SELECT COUNT(*) FROM dbo.Fact_Sales;
Let’s also aggregate the Amount column.
SELECT [Amount] = SUM(Amount), [Count] = COUNT(*) FROM dbo.Fact_Sales;
Finally, let’s do some joins and GROUP BY.
SELECT CustomerName, ChannelName, [Amount] = SUM(Amount), [Count] = COUNT(*) FROM dbo.Fact_Sales AS s JOIN dbo.Dim_Customer AS cu ON s.CustomerID = cu.CustomerID JOIN dbo.Dim_Channel AS ca ON s.ChannelID = ca.ChannelID GROUP BY cu.CustomerName, ca.ChannelName;
This last query will be a little slower the first time you run it (because the replicated tables have to be copied to all nodes), so run it twice. The second time it should take about 1 second.
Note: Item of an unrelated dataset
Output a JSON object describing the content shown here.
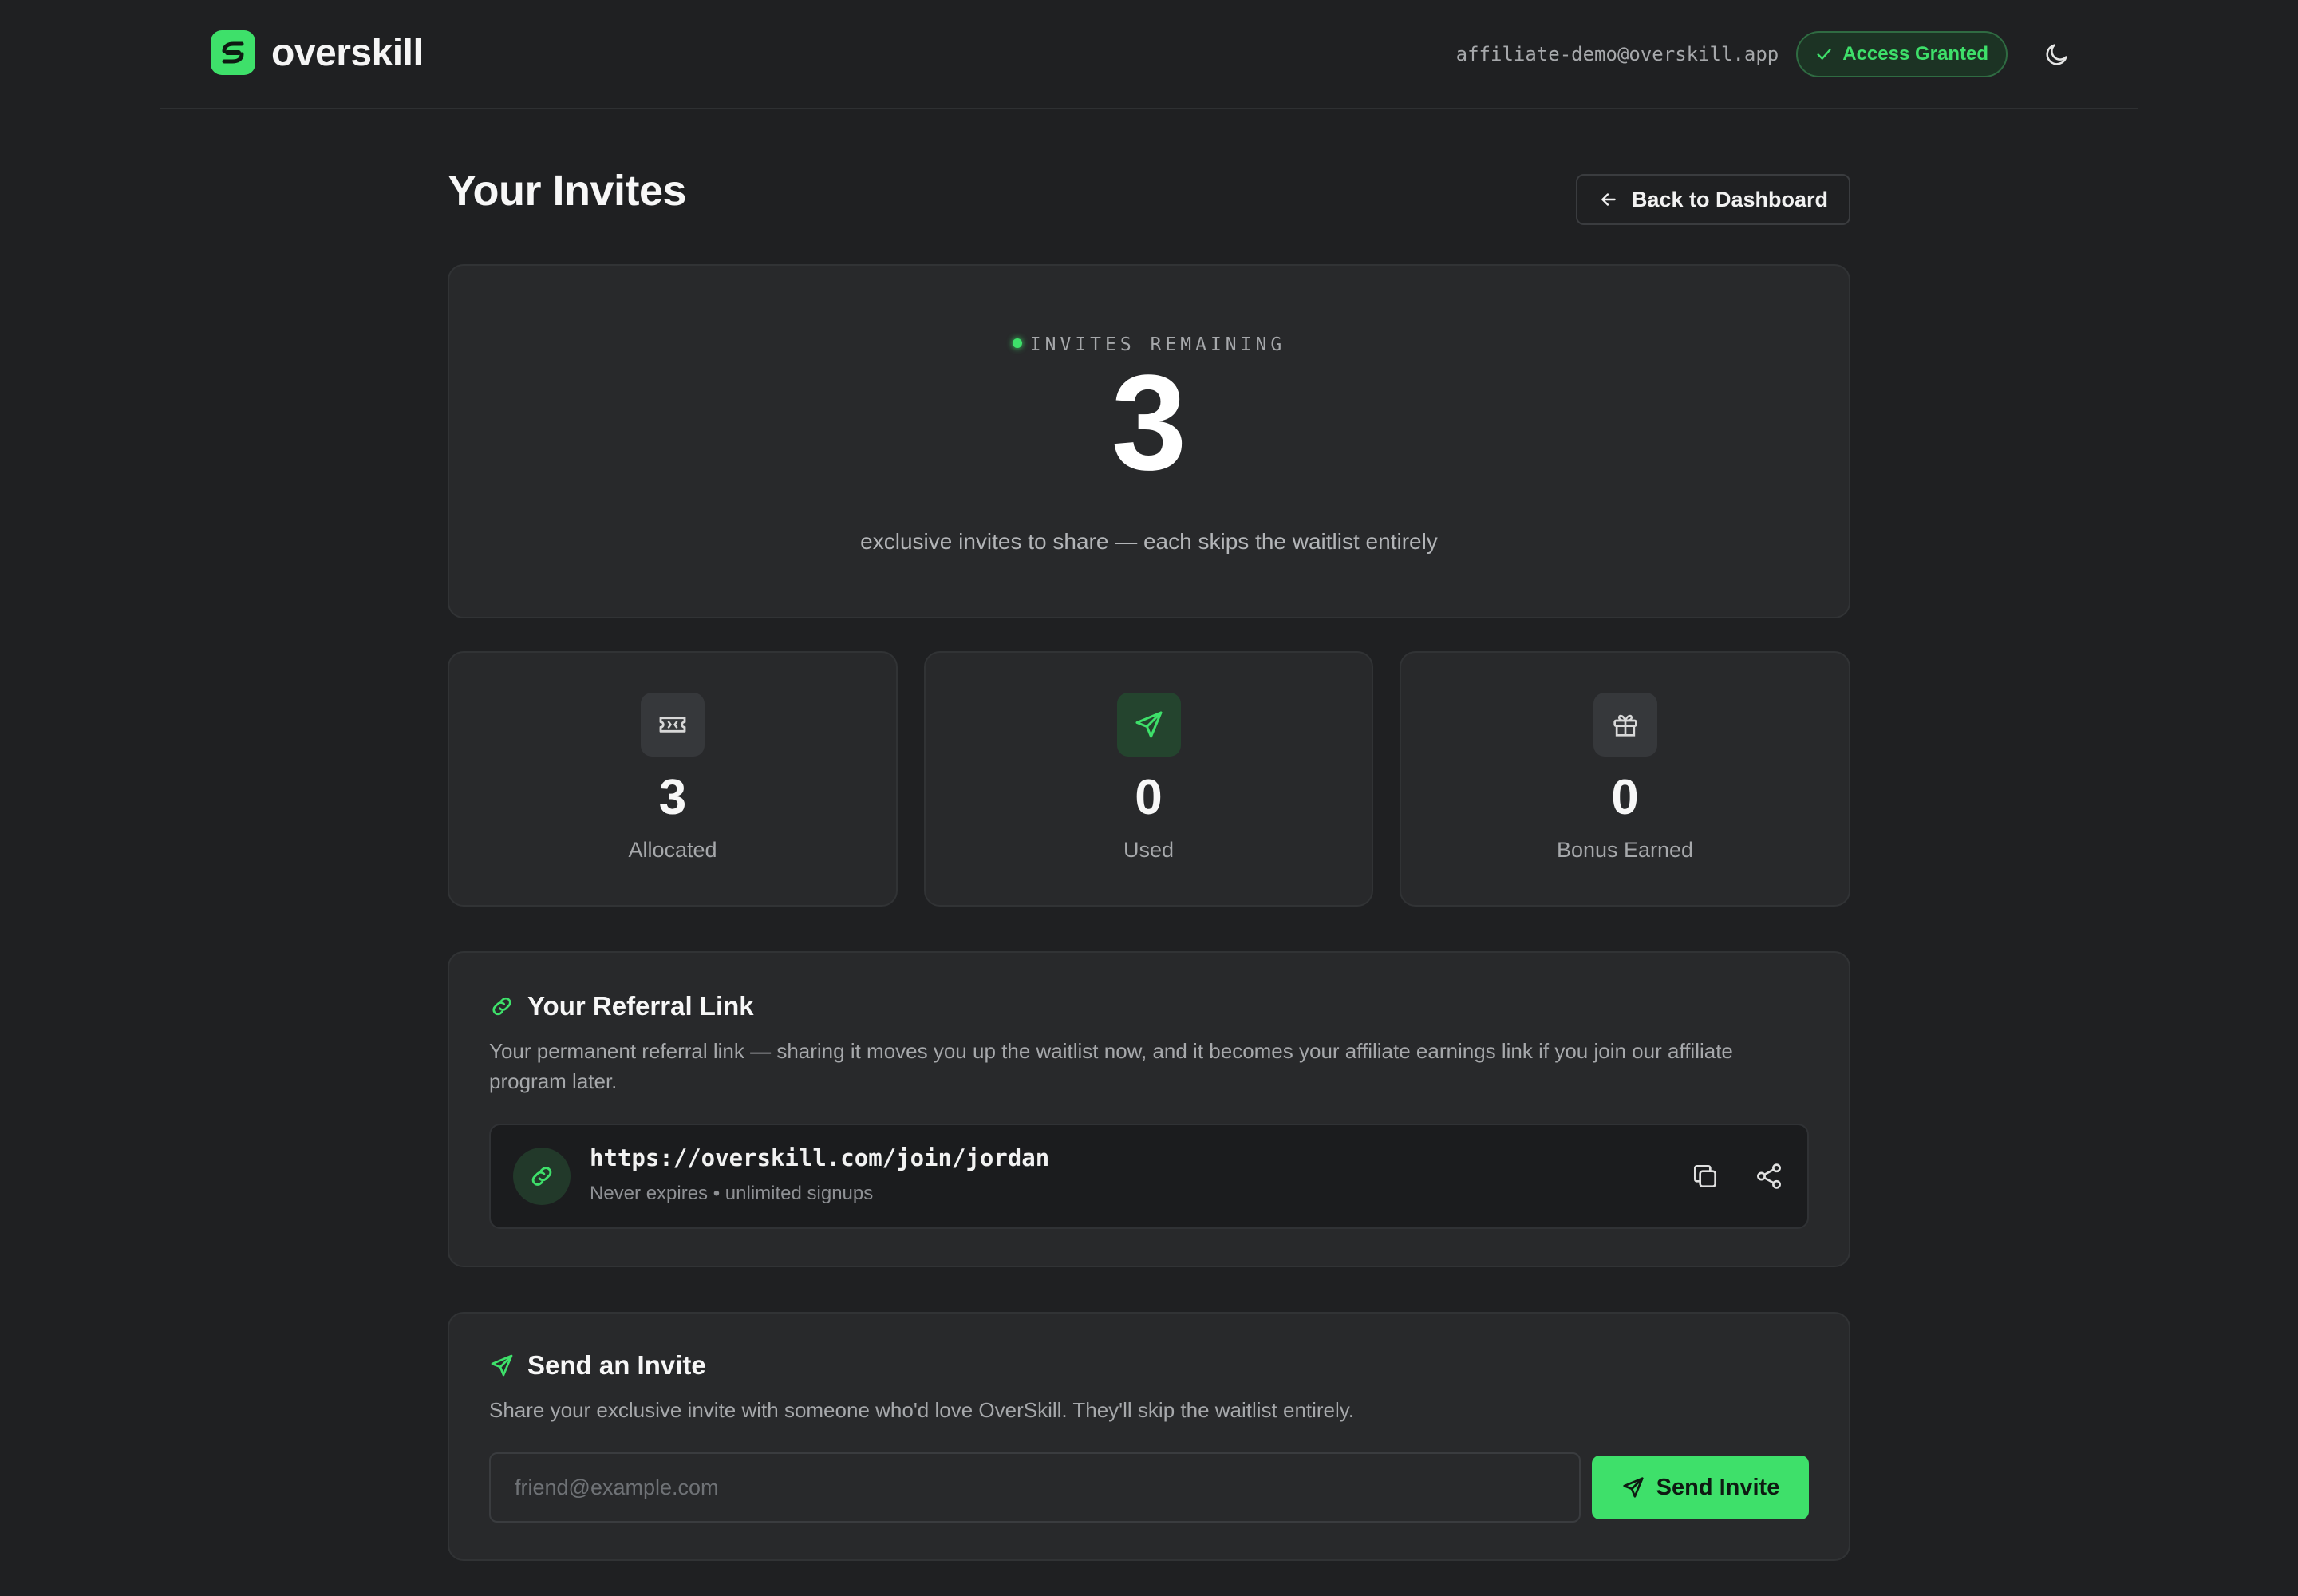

Not bad for joining, grouping and aggregating 1 billion rows!
ETL/ELT Data processing
With Azure SQL Data Warehouse, it is better to perform ELT (Extract Load Transform) than ETL. To get best possible performance, you want to execute the transformations and logics in stored procedures inside the Azure SQL Data Warehouse.
Azure SQL Data Warehouse works with SSIS, and there is even a special optimized SSIS PDW connector available. Also data can be loaded through Azure Data Factory, bcp, or PolyBase.
More information on how to get your data into your Azure SQL Data Warehouse is available here.
Using a BI client tool
Azure SQL Data Warehouses support most BI tools, since it is mostly compatible with an ordinary SQL Server. It also supports loading the data into SQL Server Analysis Services (SSAS), which you could even run in Direct Query-mode to get real-time data and push the execution of query logic so it gets executed inside the Azure SQL Data Warehouse.
With Power BI, it’s very simple to connect. Just click on Get Data in the bottom left corner.
There are many Dynamic Management Views (DMVs) for monitoring the progress and status of your queries.
You can show all running queries with this command:
SELECT * FROM sys.dm_pdw_exec_requests;
Or you can get a list of your nodes by using this query:
SELECT * FROM sys.dm_pdw_nodes;